NOAA ditches weather-predicting supercomputers for Google Cloud
https://www.theregister.com/hpc/2026/07/29/noaa-ditches-weather-predicting-supercomputers-for-google-cloud/5280697

NOAA傘下のアメリカ国立気象局(NWS)は「Weather and Climate Operational Supercomputing System(WCOSS)」と呼ばれる基盤を使い、気象や海洋、気候の予測モデルを日々実行しています。Google Cloudは今後、このWCOSSを動かす主要な高性能コンピューティング基盤を提供します。

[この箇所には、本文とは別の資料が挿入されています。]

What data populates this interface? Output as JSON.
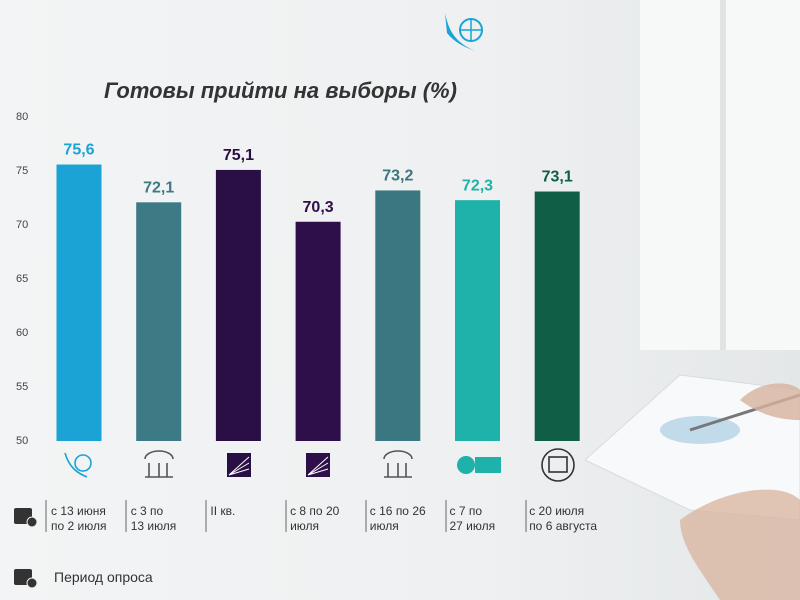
{
  "chart_data": {
    "type": "bar",
    "title": "Готовы прийти на выборы (%)",
    "categories": [
      "с 13 июня\nпо 2 июля",
      "с 3 по\n13 июля",
      "II кв.",
      "с 8 по 20\nиюля",
      "с 16 по 26\nиюля",
      "с 7 по\n27 июля",
      "с 20 июля\nпо 6 августа"
    ],
    "values": [
      75.6,
      72.1,
      75.1,
      70.3,
      73.2,
      72.3,
      73.1
    ],
    "value_labels": [
      "75,6",
      "72,1",
      "75,1",
      "70,3",
      "73,2",
      "72,3",
      "73,1"
    ],
    "colors": [
      "#1aa3d4",
      "#3c7a85",
      "#2a0f45",
      "#2f0f4a",
      "#3a7780",
      "#1fb2aa",
      "#0f5e45"
    ],
    "ylim": [
      50,
      80
    ],
    "yticks": [
      50,
      55,
      60,
      65,
      70,
      75,
      80
    ],
    "grid": false,
    "period_label": "Период опроса"
  }
}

NOAAはこれまで、バージニア州とアリゾナ州のデータセンターに設置されたHPE Cray製スーパーコンピューター「Dogwood」と「Cactus」を使用してきました。両システムは2023年に更新され、それぞれ14.5P(ペタ)FLOPSの演算性能を備えていましたが、専用設備では新しいプロセッサへの更新や、計算需要の変化への対応に時間がかかるという課題がありました。

移行先では、第5世代AMD EPYCプロセッサを搭載するGoogle Cloudの仮想マシン「H4D」が中心的な計算基盤となります。H4Dは低遅延ネットワークを介して多数の仮想マシンを連携させ、大規模な数値気象予測をスーパーコンピューターのように並列実行できるよう設計されています。


クラウド化の利点は、ハリケーンシーズンなど計算需要が高まる時期に処理能力を増やし、需要が落ち着けば縮小できることです。NOAAのニール・ジェイコブス長官は、オンプレミス型システムに伴う従来のボトルネックをなくし、研究段階の新技術を実際の予報業務へ移すまでの時間を短縮できると説明しています。

Googleとの契約は、従来型の数値気象予測だけでなく、AIを利用した予報モデルの導入にも関係します。NOAAはGoogle DeepMindなどの技術を利用して「AI Global Forecast System(AIGFS)」の開発を進めており、従来の予報モデルよりコンピューターの計算量を99.7%削減し、数時間かかっていた予報生成を数分に短縮できるとしています。


NWSは予報計算の基盤だけでなく、各地の気象台がデータを分析し、警報を発信するためのシステムについてもクラウド化を進めています。2026年3月には、クラウド上で動作する「HIVE」と「CIRRUS」の開発や運用を担う企業として、アクセンチュアとブーズ・アレン・ハミルトンを選定しました。

NOAAは今回の移行について、国家規模の実用的な数値気象予測をパブリッククラウド上で運用する世界初期の事例になると説明しています。ただし、専用スーパーコンピューターを直ちに停止するわけではなく、既存システムから予報モデルや関連ソフトウェアを段階的に移し、2027年末までの移行完了を目指します。

・関連記事
AIで「まだ起きていない自然災害」を予測、拡散モデルで異常気象リスク計算の限界克服へ - GIGAZINE

AMDがオークリッジ国立研究所と共同で気象予測AI基盤モデルの「ORBIT-2」を開発 - GIGAZINE

NVIDIAが天気予報AI「Earth-2」シリーズの新モデル3種を公開、最大15日先の気温・気圧・風速・湿度を予測可能 - GIGAZINE

機械学習で従来の3500倍以上高速かつコストが10万分の1に抑えられる気象予測モデル「NeuralGCM」をGoogle Researchが公開 - GIGAZINE

NVIDIAのジェンスン・フアンCEOが気候研究のブレイクスルーにAIと高速コンピューティングが役立つと言及 - GIGAZINE

in メモ, Posted by log1i_yk

You can read the machine translated English article The U.S. National Oceanic and Atmospheri….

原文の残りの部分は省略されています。